Low rates are normally good for reviving economic growth. But as discussed in this space a couple of weeks ago, China has run into an interest-rate paradox. Low yields on Chinese bonds are encouraging more companies and savers to move money out of China to the U.S., where rates remain higher and bond yields are rising thanks to persistent inflation and worries that Trump may also widen the government deficit by cutting taxes. That has prompted the U.S. Federal Reserve to hold its benchmark interest rate steady, defying Trump’s call for further cuts. With more of Trump’s inflationary tariffs looming, the Fed has instead adopted a “wait-and-see” stance.
Capital outflows are depriving China’s economy of the spending and investment needed to revive growth. So, China’s central bank, the People’s Bank of China, has been working to arrest the decline in rates and so narrow the spread between Chinese and U.S. bond yields. The PBoC is also warning that their rampant purchasing of bonds is making banks even more vulnerable to a sudden fall in asset prices.
Trump and even his Democratic political opponents will undoubtedly continue to exploit China’s weaknesses as part of their mistaken belief in what Yale historian Michael Brenes and Van Jackson from New Zealand’s Victoria University of Wellington call, in a piece for Foreign Affairs, “a zero-sum approach toward Beijing.” Continued American persistence to preserving its outdated global hegemony to the detriment of the rest of the world will only continue to destabilize the planet.
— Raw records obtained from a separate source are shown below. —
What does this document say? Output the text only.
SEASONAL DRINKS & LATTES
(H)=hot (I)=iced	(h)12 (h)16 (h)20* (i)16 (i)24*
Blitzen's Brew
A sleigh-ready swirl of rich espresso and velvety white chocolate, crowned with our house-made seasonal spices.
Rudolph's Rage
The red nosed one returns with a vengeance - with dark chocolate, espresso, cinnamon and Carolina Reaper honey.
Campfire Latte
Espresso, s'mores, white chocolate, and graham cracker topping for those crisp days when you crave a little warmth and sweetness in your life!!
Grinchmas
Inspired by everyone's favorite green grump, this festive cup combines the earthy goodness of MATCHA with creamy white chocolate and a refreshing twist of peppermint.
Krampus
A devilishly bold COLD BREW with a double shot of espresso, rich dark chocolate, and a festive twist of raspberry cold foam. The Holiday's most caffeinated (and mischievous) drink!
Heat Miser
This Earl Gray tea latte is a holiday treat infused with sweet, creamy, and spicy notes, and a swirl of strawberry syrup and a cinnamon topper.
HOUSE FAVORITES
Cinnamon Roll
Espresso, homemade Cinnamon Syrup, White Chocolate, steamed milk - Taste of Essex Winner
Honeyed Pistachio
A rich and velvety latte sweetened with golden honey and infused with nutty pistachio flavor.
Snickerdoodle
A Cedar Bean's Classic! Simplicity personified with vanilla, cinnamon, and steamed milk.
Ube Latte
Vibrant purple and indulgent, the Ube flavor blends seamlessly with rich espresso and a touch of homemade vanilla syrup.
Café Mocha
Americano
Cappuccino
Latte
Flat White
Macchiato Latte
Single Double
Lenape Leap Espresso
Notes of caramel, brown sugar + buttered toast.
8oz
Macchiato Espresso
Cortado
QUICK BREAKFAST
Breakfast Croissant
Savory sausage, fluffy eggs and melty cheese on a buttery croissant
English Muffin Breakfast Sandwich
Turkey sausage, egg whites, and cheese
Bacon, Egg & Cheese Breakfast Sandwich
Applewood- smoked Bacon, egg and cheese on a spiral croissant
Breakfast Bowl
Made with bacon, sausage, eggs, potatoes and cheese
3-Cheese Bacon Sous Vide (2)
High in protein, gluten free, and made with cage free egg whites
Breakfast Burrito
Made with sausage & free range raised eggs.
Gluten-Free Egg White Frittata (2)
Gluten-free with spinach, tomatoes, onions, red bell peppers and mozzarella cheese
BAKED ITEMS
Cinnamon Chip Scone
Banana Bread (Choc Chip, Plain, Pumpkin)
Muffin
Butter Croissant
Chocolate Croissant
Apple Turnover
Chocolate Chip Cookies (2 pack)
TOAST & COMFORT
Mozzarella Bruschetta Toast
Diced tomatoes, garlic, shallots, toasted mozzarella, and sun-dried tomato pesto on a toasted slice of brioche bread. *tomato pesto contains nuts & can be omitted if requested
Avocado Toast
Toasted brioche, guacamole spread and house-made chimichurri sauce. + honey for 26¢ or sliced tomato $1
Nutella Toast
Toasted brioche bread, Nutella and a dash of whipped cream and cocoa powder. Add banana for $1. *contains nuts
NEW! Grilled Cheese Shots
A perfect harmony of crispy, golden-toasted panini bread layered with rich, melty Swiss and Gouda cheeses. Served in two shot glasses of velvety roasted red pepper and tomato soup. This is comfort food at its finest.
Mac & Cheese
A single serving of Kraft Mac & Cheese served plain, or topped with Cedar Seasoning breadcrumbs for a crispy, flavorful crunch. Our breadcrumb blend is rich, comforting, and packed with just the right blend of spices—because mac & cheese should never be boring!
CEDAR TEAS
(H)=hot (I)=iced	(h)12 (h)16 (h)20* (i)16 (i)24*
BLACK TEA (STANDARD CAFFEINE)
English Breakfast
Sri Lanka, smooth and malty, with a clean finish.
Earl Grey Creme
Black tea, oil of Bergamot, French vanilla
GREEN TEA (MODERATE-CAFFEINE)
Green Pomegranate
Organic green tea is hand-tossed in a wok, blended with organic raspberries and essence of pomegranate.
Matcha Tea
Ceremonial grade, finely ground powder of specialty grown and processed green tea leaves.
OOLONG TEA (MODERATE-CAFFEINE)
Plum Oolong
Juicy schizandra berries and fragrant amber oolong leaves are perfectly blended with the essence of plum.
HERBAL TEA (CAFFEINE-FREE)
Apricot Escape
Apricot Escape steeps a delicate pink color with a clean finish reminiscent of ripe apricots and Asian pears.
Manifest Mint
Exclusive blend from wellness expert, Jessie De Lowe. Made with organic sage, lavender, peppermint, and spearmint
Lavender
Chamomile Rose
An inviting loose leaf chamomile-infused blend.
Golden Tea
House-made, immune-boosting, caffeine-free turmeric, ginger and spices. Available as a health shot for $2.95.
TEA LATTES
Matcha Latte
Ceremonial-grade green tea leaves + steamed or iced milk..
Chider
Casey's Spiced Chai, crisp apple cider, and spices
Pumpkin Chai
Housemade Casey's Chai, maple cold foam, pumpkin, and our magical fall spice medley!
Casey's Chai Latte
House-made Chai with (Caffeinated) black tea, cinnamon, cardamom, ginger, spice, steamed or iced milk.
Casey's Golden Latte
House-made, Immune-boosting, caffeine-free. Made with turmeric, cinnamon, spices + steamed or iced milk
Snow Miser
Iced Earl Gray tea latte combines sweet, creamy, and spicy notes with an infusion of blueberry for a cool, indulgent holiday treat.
Refusing to recognize that it’s growing income inequality and climate change behind most global problems and not threats to U.S. primacy prevent the U.S. from tackling these real issues and instead feed rising nationalism and the “great power competition” that has emerged alongside it.
In this environment, it’s perhaps little surprise that The Bulletin of the Atomic Scientists has moved its Doomsday Clock to just 89 seconds to midnight—its closest ever.